In order to keep this revenue up, they need to get people interested in attending/sponsoring, and for that, you need big names.
And, since there is only one Bernanke, he can charge $150k and still have it economical for the conference.
I haven’t been to the SALT conference in a while, but one that I attended had Romney speak. Another had Bill Clinton. Based on how full the rooms were with those two guys, they were a big draw and probably worth the fee.
We’re not impressed Rental_Fraud.
Rental Watch
That’s why my former ICSC member firm stopped sending our division to the conference in Lost Wages. The cost vs. benefits didn’t pencil out, but I enjoyed the camaraderie. I am a huge Paco Underhill fan. I love his self proclaimed title “Retail Anthropologist”. Big bucks for speeches.

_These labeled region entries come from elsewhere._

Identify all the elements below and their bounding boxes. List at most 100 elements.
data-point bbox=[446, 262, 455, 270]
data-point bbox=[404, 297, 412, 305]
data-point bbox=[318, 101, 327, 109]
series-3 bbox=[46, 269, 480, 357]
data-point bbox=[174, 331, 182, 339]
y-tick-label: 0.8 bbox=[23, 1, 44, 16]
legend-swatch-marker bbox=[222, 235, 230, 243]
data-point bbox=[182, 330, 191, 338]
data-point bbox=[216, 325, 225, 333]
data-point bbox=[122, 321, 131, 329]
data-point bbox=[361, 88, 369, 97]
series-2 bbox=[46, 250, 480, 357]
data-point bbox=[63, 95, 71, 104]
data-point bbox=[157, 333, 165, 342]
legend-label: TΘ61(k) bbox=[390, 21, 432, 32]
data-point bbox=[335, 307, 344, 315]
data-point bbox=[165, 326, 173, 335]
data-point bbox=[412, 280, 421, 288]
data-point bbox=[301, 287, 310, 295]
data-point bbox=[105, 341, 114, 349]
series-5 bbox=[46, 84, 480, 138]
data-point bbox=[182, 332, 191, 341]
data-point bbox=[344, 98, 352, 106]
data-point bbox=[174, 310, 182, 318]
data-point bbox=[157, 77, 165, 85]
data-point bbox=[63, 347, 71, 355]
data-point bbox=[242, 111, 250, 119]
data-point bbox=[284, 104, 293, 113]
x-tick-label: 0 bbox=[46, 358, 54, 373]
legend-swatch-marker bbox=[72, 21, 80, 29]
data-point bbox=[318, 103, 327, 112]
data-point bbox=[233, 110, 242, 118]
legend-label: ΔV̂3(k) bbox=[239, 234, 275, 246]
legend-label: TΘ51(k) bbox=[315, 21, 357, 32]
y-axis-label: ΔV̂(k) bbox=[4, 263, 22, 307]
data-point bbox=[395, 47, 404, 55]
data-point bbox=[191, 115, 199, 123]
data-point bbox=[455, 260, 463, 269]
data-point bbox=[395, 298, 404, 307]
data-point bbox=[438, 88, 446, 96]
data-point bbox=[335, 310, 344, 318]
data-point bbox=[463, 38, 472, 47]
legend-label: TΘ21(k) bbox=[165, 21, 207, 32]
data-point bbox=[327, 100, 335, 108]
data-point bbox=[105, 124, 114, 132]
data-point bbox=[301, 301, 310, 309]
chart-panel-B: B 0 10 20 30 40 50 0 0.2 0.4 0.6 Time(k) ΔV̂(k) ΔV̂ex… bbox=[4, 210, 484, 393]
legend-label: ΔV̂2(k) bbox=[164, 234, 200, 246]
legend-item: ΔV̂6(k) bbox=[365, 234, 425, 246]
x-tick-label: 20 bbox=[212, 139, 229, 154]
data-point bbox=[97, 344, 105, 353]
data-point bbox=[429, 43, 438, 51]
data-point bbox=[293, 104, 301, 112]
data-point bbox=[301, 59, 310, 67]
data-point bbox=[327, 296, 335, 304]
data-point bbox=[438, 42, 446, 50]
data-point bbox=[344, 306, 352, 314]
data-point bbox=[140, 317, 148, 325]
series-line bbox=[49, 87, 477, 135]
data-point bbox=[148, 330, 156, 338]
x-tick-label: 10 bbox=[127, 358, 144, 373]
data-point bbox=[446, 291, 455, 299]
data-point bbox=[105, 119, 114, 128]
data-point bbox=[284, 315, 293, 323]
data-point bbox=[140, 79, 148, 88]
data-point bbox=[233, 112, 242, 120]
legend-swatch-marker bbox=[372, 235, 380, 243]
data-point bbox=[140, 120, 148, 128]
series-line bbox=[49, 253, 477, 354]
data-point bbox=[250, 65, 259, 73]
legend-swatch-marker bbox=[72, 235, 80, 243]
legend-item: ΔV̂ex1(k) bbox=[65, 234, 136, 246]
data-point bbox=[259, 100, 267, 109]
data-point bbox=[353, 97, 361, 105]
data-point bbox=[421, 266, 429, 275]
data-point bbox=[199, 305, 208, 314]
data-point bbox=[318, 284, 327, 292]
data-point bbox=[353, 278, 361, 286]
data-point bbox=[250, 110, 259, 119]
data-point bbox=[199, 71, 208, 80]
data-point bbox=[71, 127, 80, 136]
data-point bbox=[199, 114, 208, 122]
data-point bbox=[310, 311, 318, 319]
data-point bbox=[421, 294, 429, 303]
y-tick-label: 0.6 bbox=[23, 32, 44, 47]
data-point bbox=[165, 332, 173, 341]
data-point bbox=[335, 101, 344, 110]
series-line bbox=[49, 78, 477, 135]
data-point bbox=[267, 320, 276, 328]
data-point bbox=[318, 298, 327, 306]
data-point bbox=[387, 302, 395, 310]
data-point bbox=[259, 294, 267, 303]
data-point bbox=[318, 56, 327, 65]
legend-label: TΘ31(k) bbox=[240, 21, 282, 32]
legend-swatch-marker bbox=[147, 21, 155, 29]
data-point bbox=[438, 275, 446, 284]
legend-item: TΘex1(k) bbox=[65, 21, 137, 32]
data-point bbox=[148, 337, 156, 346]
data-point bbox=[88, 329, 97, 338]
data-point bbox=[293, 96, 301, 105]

They’re paid an astronomical amount of money and yet still have a mortgage? Huh.
Asia markets slammed, Nikkei drops 4%
From 8,500 in October 2012 to 20,700 in July 2015.
http://finance.yahoo.com/echarts?s=^N225+Interactive#{%22range%22:%225y%22,%22allowChartStacking%22:true}
Nikkei 225 (^N225)
16,930.84 -714.27(-4.05%)
Salinas, CA Housing Prices Nosedive 23% YoY
http://www.movoto.com/salinas-ca/market-trends/
“L.A.’s housing market, despite becoming more expensive and unaffordable, is not in a bubble.”
I’m far from Phi Beta anything folks, but it sounds like:
“the restaurant is expensive, the health dept. has tagged it several times, please visit it and spend your money?”